Meinungszensur auf Twitter enthüllt: So geht selektives „Reichweiten-Management“

Teil zwei der Twitter-Files: Am Donnerstag veröffentlichte Journalistin Bari Weiss den zweiten Band der sogenannten Twitter-Files. Diese offenbaren subtile Methoden der Meinungszensur.
Schild am Twitter-Hauptsitz in San Francisco. Twitter-Besitzer Elon Musk lässt Nutzer über Freischaltung gesperrter Accounts abstimmen.
Schild am Twitter-Hauptsitz in San Francisco. Twitter-Besitzer Elon Musk lässt Nutzer über Freischaltung gesperrter Accounts abstimmen.Foto: Jeff Chiu/AP/dpa
Von 12. Dezember 2022

An dieser Stelle wird ein Podcast von Podcaster angezeigt. Bitte akzeptieren Sie mit einem Klick auf den folgenden Button die Marketing-Cookies, um den Podcast anzuhören.

Am Donnerstagabend (08.12.) hat die Gründerin und Herausgeberin von „The Free Press“, Bari Weiss, den zweiten Band der sogenannten Twitter-Files veröffentlicht. In Zusammenarbeit mit dem neuen Twitter-Eigentümer Elon Musk und dem Journalisten Matt Taibbi wertet sie interne Unterlagen über mögliche Zensurpraktiken auf der Plattform aus.

Zensurmechanismen unterhalb der Schwelle einer Sperrung

Bereits zu Beginn des Monats hatte Elon Musk selbst den ersten Teil der Dokumentensammlungen veröffentlicht. Darin war nachzuvollziehen, wie ehemalige Twitter-Führungskräfte eine Enthüllungsreportage über Inhalte eines Laptops von Hunter Biden unterdrückten. Dessen Vater Joe Biden stand damals noch im Wahlkampf um die US-Präsidentschaft. Der Laptop enthielt potenziell kompromittierende Inhalte, unter anderem über Geschäfte Hunter Bidens mit der KP Chinas.

Die Tweets enthielten die Kommunikation zwischen Twitter-Mitarbeitern, die sich damit auseinandersetzten, wie sie ihre Entscheidung, den Hunter-Biden-Bericht zu zensieren, nach außen entschuldigen sollten.

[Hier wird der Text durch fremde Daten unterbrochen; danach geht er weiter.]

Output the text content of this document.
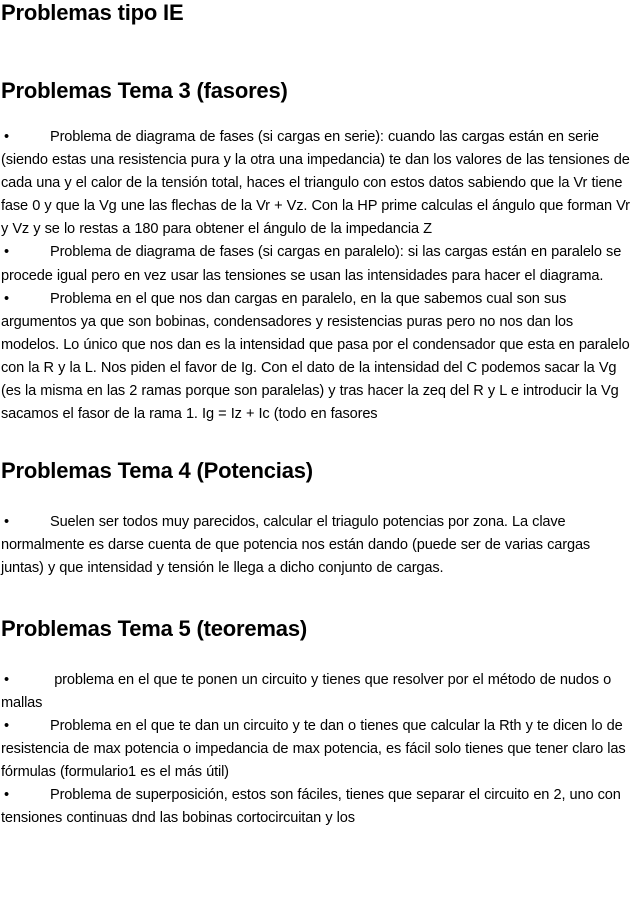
Problemas tipo IE
Problemas Tema 3 (fasores)
•	Problema de diagrama de fases (si cargas en serie): cuando las cargas están en serie (siendo estas una resistencia pura y la otra una impedancia) te dan los valores de las tensiones de cada una y el calor de la tensión total, haces el triangulo con estos datos sabiendo que la Vr tiene fase 0 y que la Vg une las flechas de la Vr + Vz. Con la HP prime calculas el ángulo que forman Vr y Vz y se lo restas a 180 para obtener el ángulo de la impedancia Z
•	Problema de diagrama de fases (si cargas en paralelo): si las cargas están en paralelo se procede igual pero en vez usar las tensiones se usan las intensidades para hacer el diagrama.
•	Problema en el que nos dan cargas en paralelo, en la que sabemos cual son sus argumentos ya que son bobinas, condensadores y resistencias puras pero no nos dan los modelos. Lo único que nos dan es la intensidad que pasa por el condensador que esta en paralelo con la R y la L. Nos piden el favor de Ig. Con el dato de la intensidad del C podemos sacar la Vg (es la misma en las 2 ramas porque son paralelas) y tras hacer la zeq del R y L e introducir la Vg sacamos el fasor de la rama 1. Ig = Iz + Ic (todo en fasores
Problemas Tema 4 (Potencias)
•	Suelen ser todos muy parecidos, calcular el triagulo potencias por zona. La clave normalmente es darse cuenta de que potencia nos están dando (puede ser de varias cargas juntas) y que intensidad y tensión le llega a dicho conjunto de cargas.
Problemas Tema 5 (teoremas)
•	problema en el que te ponen un circuito y tienes que resolver por el método de nudos o mallas
•	Problema en el que te dan un circuito y te dan o tienes que calcular la Rth y te dicen lo de resistencia de max potencia o impedancia de max potencia, es fácil solo tienes que tener claro las fórmulas (formulario1 es el más útil)
•	Problema de superposición, estos son fáciles, tienes que separar el circuito en 2, uno con tensiones continuas dnd las bobinas cortocircuitan y los
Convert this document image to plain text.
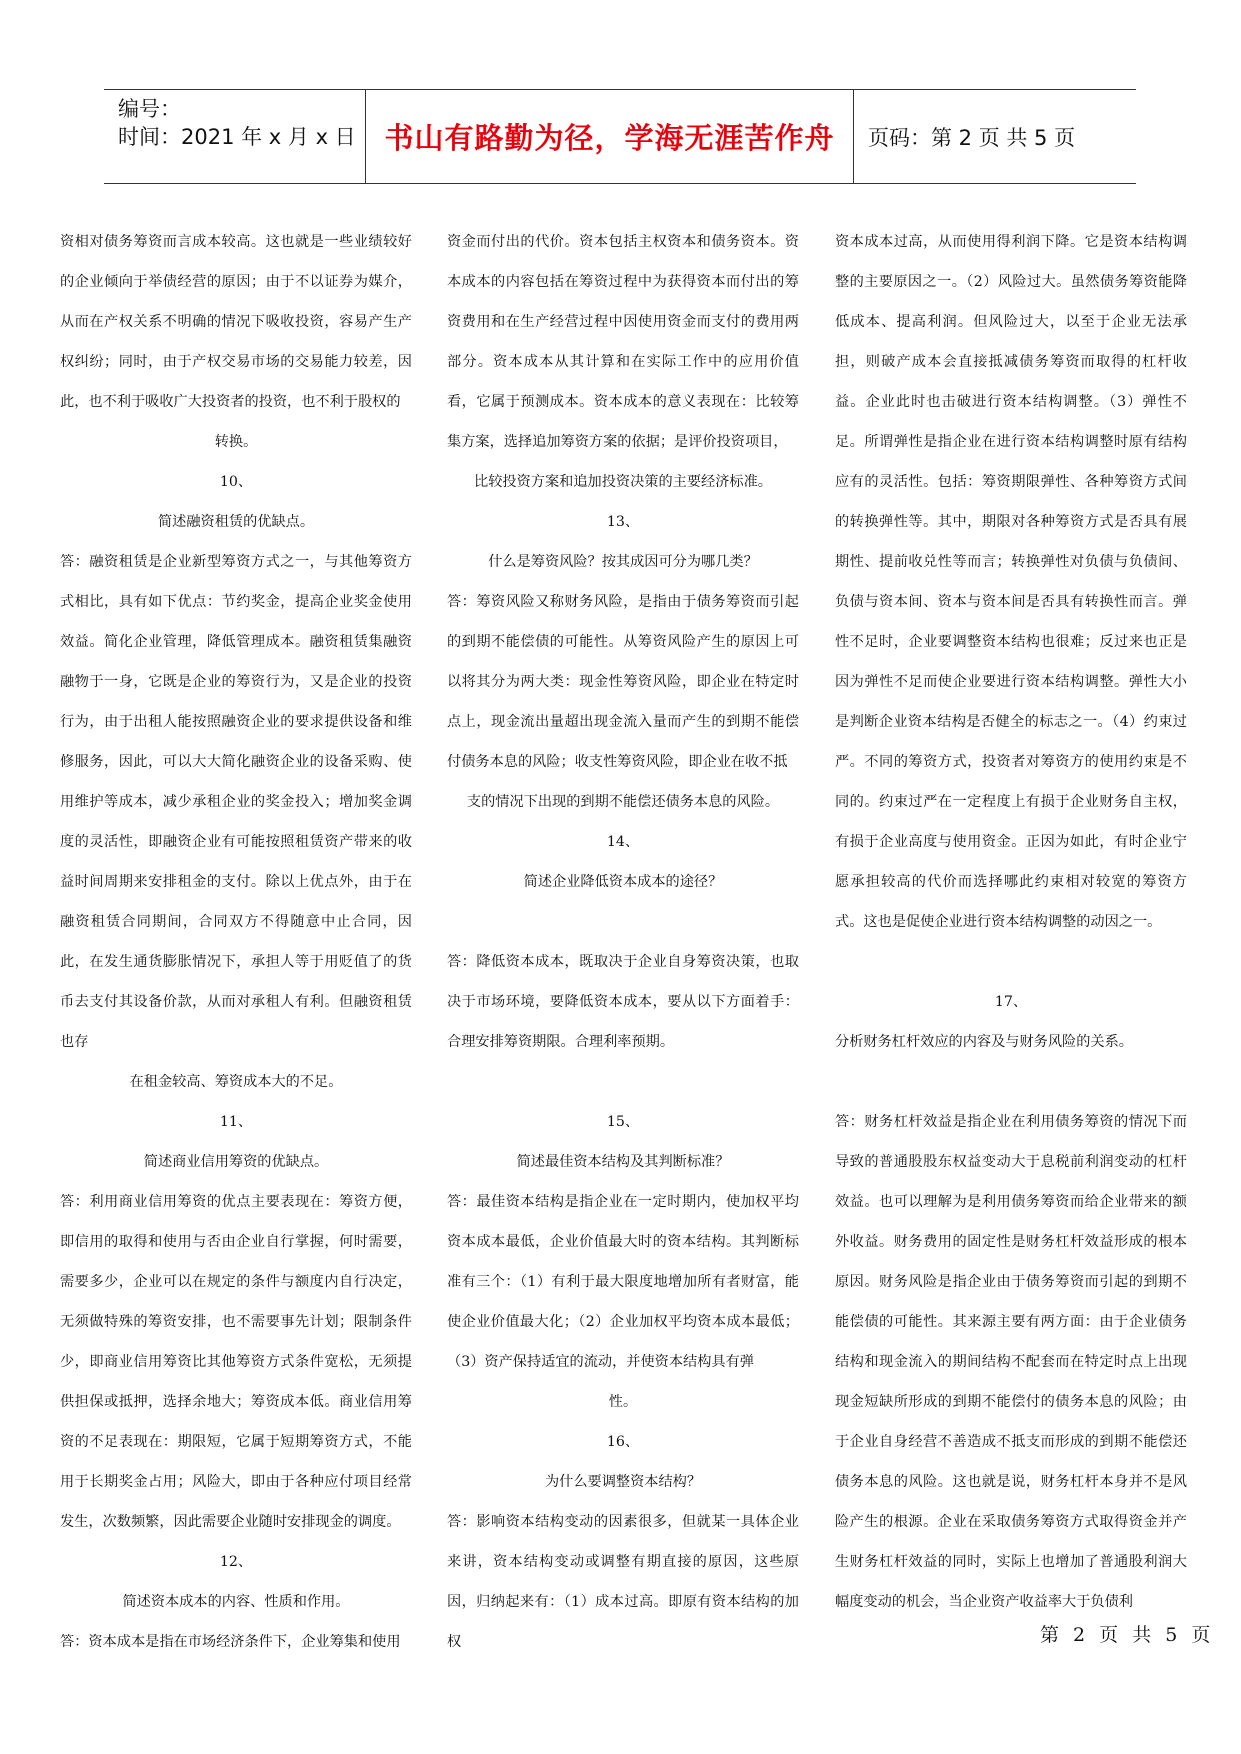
编号：
时间：2021 年 x 月 x 日 书山有路勤为径，学海无涯苦作舟 页码：第 2 页 共 5 页

资相对债务筹资而言成本较高。这也就是一些业绩较好的企业倾向于举债经营的原因；由于不以证券为媒介，从而在产权关系不明确的情况下吸收投资，容易产生产权纠纷；同时，由于产权交易市场的交易能力较差，因此，也不利于吸收广大投资者的投资，也不利于股权的

转换。

10、

简述融资租赁的优缺点。

答：融资租赁是企业新型筹资方式之一，与其他筹资方式相比，具有如下优点：节约奖金，提高企业奖金使用效益。简化企业管理，降低管理成本。融资租赁集融资融物于一身，它既是企业的筹资行为，又是企业的投资行为，由于出租人能按照融资企业的要求提供设备和维修服务，因此，可以大大简化融资企业的设备采购、使用维护等成本，减少承租企业的奖金投入；增加奖金调度的灵活性，即融资企业有可能按照租赁资产带来的收益时间周期来安排租金的支付。除以上优点外，由于在融资租赁合同期间，合同双方不得随意中止合同，因此，在发生通货膨胀情况下，承担人等于用贬值了的货币去支付其设备价款，从而对承租人有利。但融资租赁也存

在租金较高、筹资成本大的不足。

11、

简述商业信用筹资的优缺点。

答：利用商业信用筹资的优点主要表现在：筹资方便，即信用的取得和使用与否由企业自行掌握，何时需要，需要多少，企业可以在规定的条件与额度内自行决定，无须做特殊的筹资安排，也不需要事先计划；限制条件少，即商业信用筹资比其他筹资方式条件宽松，无须提供担保或抵押，选择余地大；筹资成本低。商业信用筹资的不足表现在：期限短，它属于短期筹资方式，不能用于长期奖金占用；风险大，即由于各种应付项目经常发生，次数频繁，因此需要企业随时安排现金的调度。

12、

简述资本成本的内容、性质和作用。

答：资本成本是指在市场经济条件下，企业筹集和使用

资金而付出的代价。资本包括主权资本和债务资本。资本成本的内容包括在筹资过程中为获得资本而付出的筹资费用和在生产经营过程中因使用资金而支付的费用两部分。资本成本从其计算和在实际工作中的应用价值看，它属于预测成本。资本成本的意义表现在：比较筹集方案，选择追加筹资方案的依据；是评价投资项目，

比较投资方案和追加投资决策的主要经济标准。

13、

什么是筹资风险？按其成因可分为哪几类？

答：筹资风险又称财务风险，是指由于债务筹资而引起的到期不能偿债的可能性。从筹资风险产生的原因上可以将其分为两大类：现金性筹资风险，即企业在特定时点上，现金流出量超出现金流入量而产生的到期不能偿付债务本息的风险；收支性筹资风险，即企业在收不抵

支的情况下出现的到期不能偿还债务本息的风险。

14、

简述企业降低资本成本的途径？

答：降低资本成本，既取决于企业自身筹资决策，也取决于市场环境，要降低资本成本，要从以下方面着手：合理安排筹资期限。合理利率预期。

15、

简述最佳资本结构及其判断标准？

答：最佳资本结构是指企业在一定时期内，使加权平均资本成本最低，企业价值最大时的资本结构。其判断标准有三个：（1）有利于最大限度地增加所有者财富，能使企业价值最大化；（2）企业加权平均资本成本最低；（3）资产保持适宜的流动，并使资本结构具有弹

性。

16、

为什么要调整资本结构？

答：影响资本结构变动的因素很多，但就某一具体企业来讲，资本结构变动或调整有期直接的原因，这些原因，归纳起来有：（1）成本过高。即原有资本结构的加权

资本成本过高，从而使用得利润下降。它是资本结构调整的主要原因之一。（2）风险过大。虽然债务筹资能降低成本、提高利润。但风险过大，以至于企业无法承担，则破产成本会直接抵减债务筹资而取得的杠杆收益。企业此时也击破进行资本结构调整。（3）弹性不足。所谓弹性是指企业在进行资本结构调整时原有结构应有的灵活性。包括：筹资期限弹性、各种筹资方式间的转换弹性等。其中，期限对各种筹资方式是否具有展期性、提前收兑性等而言；转换弹性对负债与负债间、负债与资本间、资本与资本间是否具有转换性而言。弹性不足时，企业要调整资本结构也很难；反过来也正是因为弹性不足而使企业要进行资本结构调整。弹性大小是判断企业资本结构是否健全的标志之一。（4）约束过严。不同的筹资方式，投资者对筹资方的使用约束是不同的。约束过严在一定程度上有损于企业财务自主权，有损于企业高度与使用资金。正因为如此，有时企业宁愿承担较高的代价而选择哪此约束相对较宽的筹资方式。这也是促使企业进行资本结构调整的动因之一。

17、

分析财务杠杆效应的内容及与财务风险的关系。

答：财务杠杆效益是指企业在利用债务筹资的情况下而导致的普通股股东权益变动大于息税前利润变动的杠杆效益。也可以理解为是利用债务筹资而给企业带来的额外收益。财务费用的固定性是财务杠杆效益形成的根本原因。财务风险是指企业由于债务筹资而引起的到期不能偿债的可能性。其来源主要有两方面：由于企业债务结构和现金流入的期间结构不配套而在特定时点上出现现金短缺所形成的到期不能偿付的债务本息的风险；由于企业自身经营不善造成不抵支而形成的到期不能偿还债务本息的风险。这也就是说，财务杠杆本身并不是风险产生的根源。企业在采取债务筹资方式取得资金并产生财务杠杆效益的同时，实际上也增加了普通股利润大幅度变动的机会，当企业资产收益率大于负债利

第 2 页 共 5 页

Der aktuelle Band der Twitter-Files befasst sich mit subtilen Zensurmechanismen, die unterhalb der Schwelle von Löschungen und Sperren, eine Verbreitung nicht erwünschter Meinungen behindern sollten. Dazu arbeitete das frühere Team mit mehreren Tags, die bestimmten Nutzern angeheftet wurden, ohne dass diese Kenntnis darüber gehabt hätten.

Medizinprofessor für Kritik an Corona-Lockdowns diszipliniert

Eine der subtilen Zensurvarianten bei Twitter war demnach die sogenannte Trends Blacklist. Hashtags, die dort landeten, schafften es auch dann nicht auf die für alle Nutzer sichtbare Trending-Liste, wenn sie tatsächlich zu den meistbenutzten zählten. Außerdem war die Sichtbarkeit der Tweets von Personen, die auf der Liste landeten, eingeschränkt.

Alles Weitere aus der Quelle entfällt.